Si rimprovera ai politici, da noi e in ogni democrazia, la continua ricerca del consenso. Che sebbene può raggiungere livelli parossistici e comici, resta una buona caratteristica della libertà praticata nel diritto: il potere trova legittimità nel consenso. Può capitare, ed è un guaio, che corteggiando le maggioranze si trascurino le minoranze. Ma può capitare di peggio, che è il male italiano: si prova a costruire le maggioranza affastellando minoranze corporative, con il risultato che si perde di vista l’interesse generale.
I tassisti sono pochi, i passeggeri molti di più. I balneari sono pochi, i bagnanti molti di più. Il numero non deve comportare una violazione dei legittimi interessi, tutelati dalla legge.
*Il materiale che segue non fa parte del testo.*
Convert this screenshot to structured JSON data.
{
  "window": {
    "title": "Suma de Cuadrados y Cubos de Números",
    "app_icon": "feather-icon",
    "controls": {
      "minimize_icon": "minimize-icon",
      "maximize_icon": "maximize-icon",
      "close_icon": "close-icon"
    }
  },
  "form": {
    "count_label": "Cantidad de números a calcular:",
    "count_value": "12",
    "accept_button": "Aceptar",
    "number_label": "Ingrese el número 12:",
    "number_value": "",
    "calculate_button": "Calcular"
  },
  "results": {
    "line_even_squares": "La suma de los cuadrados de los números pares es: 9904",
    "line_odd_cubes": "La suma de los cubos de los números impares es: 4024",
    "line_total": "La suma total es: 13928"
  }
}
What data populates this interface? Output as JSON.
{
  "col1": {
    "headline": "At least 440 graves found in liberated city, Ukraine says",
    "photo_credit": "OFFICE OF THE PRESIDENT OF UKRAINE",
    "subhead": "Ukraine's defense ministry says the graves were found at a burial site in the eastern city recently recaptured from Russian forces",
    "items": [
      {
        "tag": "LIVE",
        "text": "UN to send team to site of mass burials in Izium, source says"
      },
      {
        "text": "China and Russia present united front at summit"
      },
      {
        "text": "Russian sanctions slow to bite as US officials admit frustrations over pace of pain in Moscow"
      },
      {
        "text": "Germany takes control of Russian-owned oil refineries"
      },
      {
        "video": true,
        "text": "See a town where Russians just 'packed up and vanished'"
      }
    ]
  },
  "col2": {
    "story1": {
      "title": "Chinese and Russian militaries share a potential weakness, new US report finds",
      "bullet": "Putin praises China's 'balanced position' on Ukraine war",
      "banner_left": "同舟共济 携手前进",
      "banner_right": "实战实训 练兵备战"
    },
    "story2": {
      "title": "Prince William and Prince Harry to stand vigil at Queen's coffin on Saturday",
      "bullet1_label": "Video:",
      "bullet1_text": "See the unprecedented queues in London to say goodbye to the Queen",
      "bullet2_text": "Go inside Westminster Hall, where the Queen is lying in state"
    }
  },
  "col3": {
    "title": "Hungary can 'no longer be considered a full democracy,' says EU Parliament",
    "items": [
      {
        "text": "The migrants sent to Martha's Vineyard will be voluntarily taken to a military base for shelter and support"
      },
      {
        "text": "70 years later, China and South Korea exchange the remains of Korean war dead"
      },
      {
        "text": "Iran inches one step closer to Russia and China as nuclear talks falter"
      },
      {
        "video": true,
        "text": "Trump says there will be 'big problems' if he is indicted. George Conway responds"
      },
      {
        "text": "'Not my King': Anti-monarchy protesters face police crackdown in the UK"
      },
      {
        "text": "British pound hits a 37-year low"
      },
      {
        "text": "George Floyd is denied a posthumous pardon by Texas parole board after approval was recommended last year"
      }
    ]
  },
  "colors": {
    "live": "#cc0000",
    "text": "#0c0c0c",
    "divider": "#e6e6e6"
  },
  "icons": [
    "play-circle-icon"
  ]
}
Ma la capacità di bloccare (tipo scioperi Taxi) non può tenere in ostaggio un bene generale. Il blocco conservatore delle rendite, coagulato attorno ai balneari, ha impoverito l’offerta turistica e danneggiato i cittadini che vanno in spiaggia, oltre che i contribuenti con i mancati introiti. Da lustri le nostre città hanno meno Taxi del necessario, spesso con vetture scassate, mentre in stazioni e aeroporti la cosa più importante non è che i clienti siano velocemente condotti dove desiderano, ma che i tassisti non si freghino fra di loro nella coda. Il che impoverisce tutti.
Se i partiti rincorrono le minoranze e dimenticano gli interessi delle maggioranze una ragione c’è: nessuno di noi sembra sentirsi bagnante o passeggero, nessuno sembra credere nell’interesse collettivo, mentre ciascuno si mobilità per il proprio interesse particolare, disinteressandosi degli altri che fanno altrettanto. Si rimane indietro perché non si crede si possa convenientemente andare avanti. Ci si impoverisce perché non si coglie il valore dell’avere un comune interesse, non corporativo. E i partiti così sommano minoranze, prendendo consensi inconciliabili fra loro, divenendo incapaci poi di governare.
L’informazione potrebbe svolgere un ruolo, ma predilige quello della lamentazione furbesca. Basti guardare la vicenda della cassa giornalisti (Inpgi), di cui nessuno parla: mandata in bancarotta per andare in pensione prima e per alleggerire i conti di imprese scassate (ma capaci di far pressioni), infine messa sul groppone dell’Inps. Vergognoso. Ma non se ne legge e neanche ci si indigna, semmai si chiede: anche noi (chiunque si sia) vogliamo lo stesso. Così i meno vanno sul conto dei più, supponendo non esista mai un conto collettivo.
Il guasto è morale, prima che contabile.